Russell joins calendar

Russell Investments will hold a lender call at 11:30 a.m. ET on Wednesday to launch a repricing of its $843 million term loan B, according to a market source.

Barclays is leading the deal.

Russell Investments is a Seattle-based asset manager.

P.F. Chang’s refinancing

P.F. Chang’s scheduled a lender call for 2 p.m. ET on Wednesday to launch new credit facilities split between a revolver and a five-year first-lien term loan, a market source remarked.

Barclays, Deutsche Bank Securities Inc., KeyBanc Capital Markets and BMO Capital Markets are leading the deal that will be used to refinance existing bank debt.

Centerbridge Partners is the sponsor.

P.F. Chang’s is a Scottsdale, Ariz.-based restaurant company.

INC Research closes

In other news, INC Research Holdings Inc. completed its all-stock merger with inVentiv Health Inc., according to a news release.

With the transaction, INC Research got $3.1 billion of credit facilities (Ba2/BB+) consisting of a $500 million five-year revolver and a $1 billion five-year term loan A priced at Libor plus 175 bps, and a $1.6 billion seven-year covenant-light term loan B that were used to refinance existing debt.

Pricing on the B loan is Libor plus 225 bps with a 25 bps step-down at 3 times secured leverage and a 0% Libor floor. The debt was issued at 99.875 and has 101 soft call protection for six months.

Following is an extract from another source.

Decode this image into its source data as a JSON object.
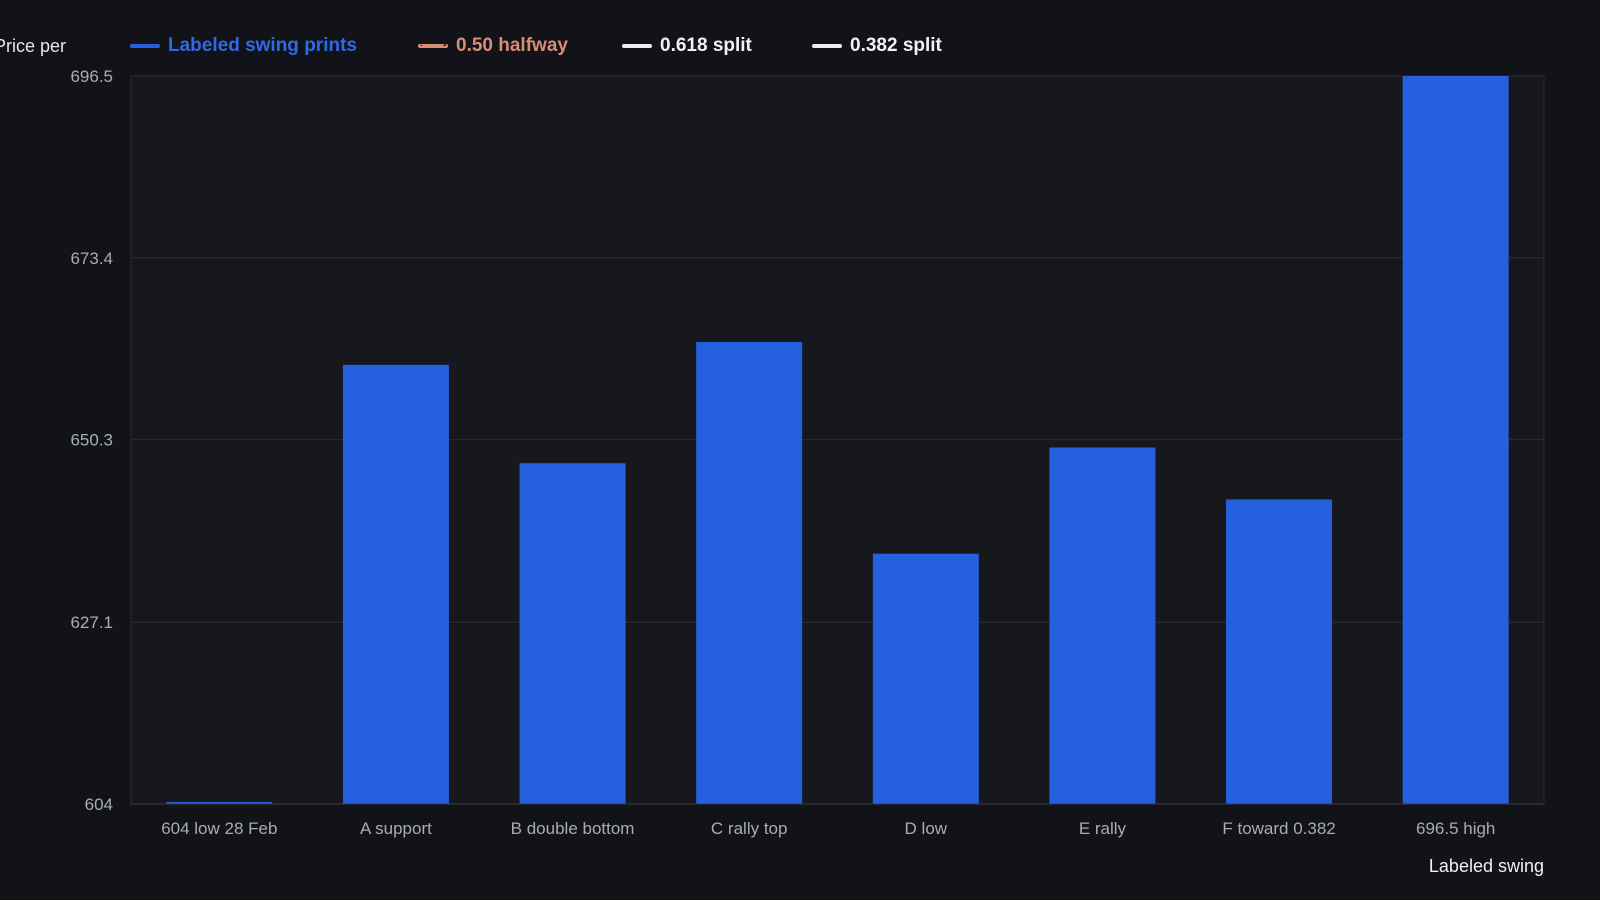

During syndication, the term loan B was downsized from $1.85 billion as the term loan A was upsized from $750 million, and the discount was tightened from 99.75.

Credit Suisse Securities (USA) LLC, ING, Bank of America Merrill Lynch, Barclays, Citigroup Global Markets Inc., Goldman Sachs Bank USA, J.P. Morgan Securities LLC, Morgan Stanley Senior Funding Inc., PNC and Wells Fargo Securities LLC led the deal, with Credit Suisse left on the term B and ING left on the revolver and term A.

Raleigh, N.C.-based INC Research and Burlington, Mass.-based inVentiv are contract research organizations.